More importantly, the failure of Arrakis suggests that the future development of AI may be fraught with unpredictable pitfalls.
What kind of model was Arrakis?
Insiders revealed that OpenAI intended Arrakis to be a model with performance comparable to GPT-4 but with higher operational efficiency. The key method employed in the Arrakis model was leveraging sparsity.
Sparsity is a machine learning concept that has been publicly discussed and utilized by other AI developers like Google. Google executive Jeff Dean once stated: "Sparse computation will be an important trend in the future."
OpenAI began researching sparsity early on, having released sparse computation kernels as far back as 2017. Arrakis could have allowed OpenAI to more widely deploy its technology, as the company could have supported its software using a limited number of specialized server chips.
Currently, a common method to increase sparsity is through "Mixture of Experts" (MoE) technology. However, UC Berkeley computer science professor Ion Stoica noted: "Generally, the more expert models there are, the sparser and more efficient the model becomes, but this may lead to less accurate results."

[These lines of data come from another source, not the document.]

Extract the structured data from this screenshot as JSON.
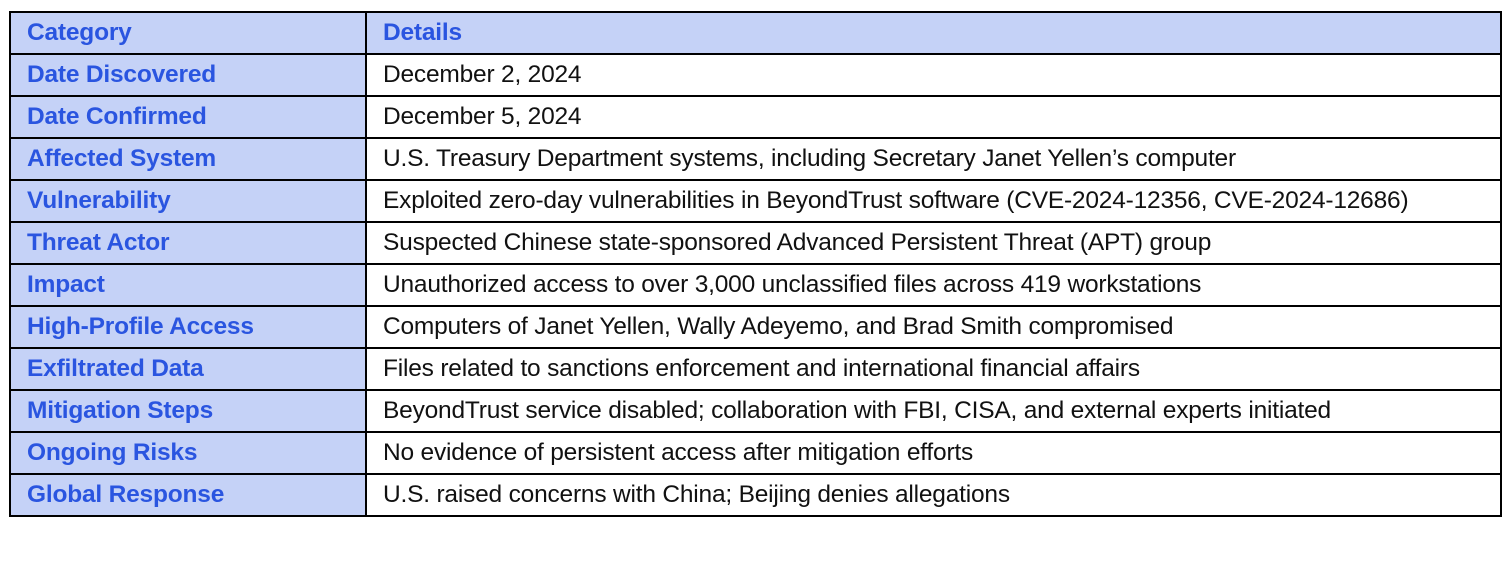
{
  "table": {
    "headers": [
      "Category",
      "Details"
    ],
    "rows": [
      {
        "category": "Date Discovered",
        "details": "December 2, 2024"
      },
      {
        "category": "Date Confirmed",
        "details": "December 5, 2024"
      },
      {
        "category": "Affected System",
        "details": "U.S. Treasury Department systems, including Secretary Janet Yellen’s computer"
      },
      {
        "category": "Vulnerability",
        "details": "Exploited zero-day vulnerabilities in BeyondTrust software (CVE-2024-12356, CVE-2024-12686)"
      },
      {
        "category": "Threat Actor",
        "details": "Suspected Chinese state-sponsored Advanced Persistent Threat (APT) group"
      },
      {
        "category": "Impact",
        "details": "Unauthorized access to over 3,000 unclassified files across 419 workstations"
      },
      {
        "category": "High-Profile Access",
        "details": "Computers of Janet Yellen, Wally Adeyemo, and Brad Smith compromised"
      },
      {
        "category": "Exfiltrated Data",
        "details": "Files related to sanctions enforcement and international financial affairs"
      },
      {
        "category": "Mitigation Steps",
        "details": "BeyondTrust service disabled; collaboration with FBI, CISA, and external experts initiated"
      },
      {
        "category": "Ongoing Risks",
        "details": "No evidence of persistent access after mitigation efforts"
      },
      {
        "category": "Global Response",
        "details": "U.S. raised concerns with China; Beijing denies allegations"
      }
    ]
  },
  "colors": {
    "category_fill": "#c5d2f7",
    "category_text": "#2a55e0",
    "details_text": "#111111",
    "border": "#000000"
  }
}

Around spring of this year, OpenAI researchers began training the Arrakis model, which involved using advanced computing hardware to process large amounts of data. Insiders said the company expected training Arrakis to be significantly cheaper than training GPT-4. However, the team soon realized the model's performance wasn't meeting expectations. After about a month of troubleshooting, OpenAI's leadership decided to halt the model's training.
On a positive note, OpenAI can integrate its work on Arrakis into other models, such as the upcoming multimodal large model Gobi.

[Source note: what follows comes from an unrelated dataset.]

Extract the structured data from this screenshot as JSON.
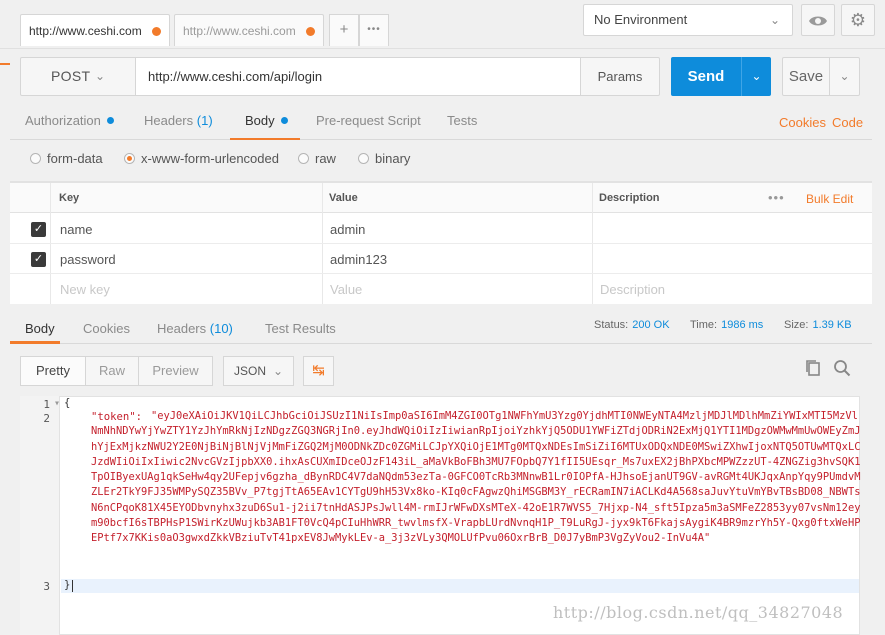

Two sources indicated that Arrakis underperformed because OpenAI attempted to increase the model's sparsity—meaning only part of the model would be used to generate responses, thereby reducing operational costs. The reason why the model worked in early tests but later performed poorly remains unclear.
It's worth mentioning that insiders said OpenAI once considered naming Arrakis publicly as GPT-4 Turbo.
How Important Is Cost Reduction?
For OpenAI, making its models cheaper and more efficient is a top priority amid rising concerns about technology costs and the proliferation of open-source alternatives.
According to insiders, Microsoft uses OpenAI's GPT models to power AI features in Office365 applications and other services, and Microsoft had originally expected Arrakis to improve the performance of these features while reducing costs.
At the same time, Microsoft has begun developing its own LLM, which may operate at a lower cost than OpenAI's models.
Although this setback has not slowed OpenAI's business growth this year, as competition in the LLM field intensifies—especially with tech giants like Google and Microsoft accelerating their R&D—OpenAI could also face a decline in this race.